Researchers are starting to respond by re-evaluating CO2 emissions, allocating them to countries where products are consumed rather than produced. For example a recent study led by the Center for International Climate and Environmental Research shows that one-third of Brazil’s emissions from deforestation are actually “exported” in the form of soy and cattle. The EU, the U.S., China and Russia are the main consumers.
So why focus on the EU? True, the U.S. has a higher footprint per capita, and China’s global impact is growing much faster. But the EU remains central to this debate for two reasons:
1) Its huge economic and environmental footprint.
With more than 500 million inhabitants and high consumption patterns, the EU remains the world’s largest importer. Specifically, the EU is the:
- Top importer of soy (tying with China), accounting for one-third of global soy imports
- Top importer of coffee, importing a staggering 65% of the world’s traded coffee
- Top importer of timber
- Second-largest importer of palm oil after India
2) Its willingness to address global sustainability issues.
The EU is a constructive force in fields such as environmental law, climate action and the fight against deforestation.

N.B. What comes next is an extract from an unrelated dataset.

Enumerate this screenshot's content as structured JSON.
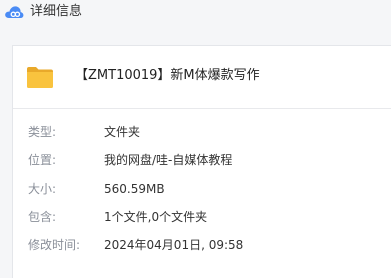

Sustainability issues around soy, palm oil and biofuels are much debated in Europe, and although adequate responses take time to develop, politicians in some EU countries are already taking action.
Of course, the EU is not fully responsible for the consequences of its importations. For example, it is primarily up to the government of Indonesia to ensure that its palm oil is produced in a way that is socially and environmentally responsible.
If the EU is serious about fighting climate change, however, the global footprint angle cannot be ignored. The EU can and should use the weight of its market to help shift the production of major commodities (such as oil palm, soy and coffee) toward zero net deforestation models.
How can this be achieved?
At CI, we believe the EU should set a very clear goal, such as achieving zero net deforestation caused by its agriculture imports by 2020. Next, the European Commission — which represents the collective interests of the EU — could propose strategies toward this target for each major commodity, with adequate regulations and incentives.Such is the EU’s power and influence that if it sets an ambitious target like this, it could create global momentum toward truly sustainable supply chains.
Using its development funding, the EU can also do a lot to help producer countries — particularly the least developed countries — reform their production systems. For example, Liberia has great potential for sustainable palm oil, but needs support in land-use planning and the development of a national palm oil master plan.
Many voices in Europe, from environment and development NGOs to consumer groups and businesses, are calling for action to make widely used products more sustainable. CI is currently leading a dialogue with other environmental organizations to identify potential corporate and public partners, as well as discussing the most feasible and effective policy options with EU officials.
By taking initiative in addressing its carbon footprint, the EU would send a strong global message to all people and companies throughout commodity supply chains, and would reinforce the EU’s leadership on climate change action at a time when we’ve never needed it more.
Jean-Philippe Palasi is the director of European policy for CI-Europe.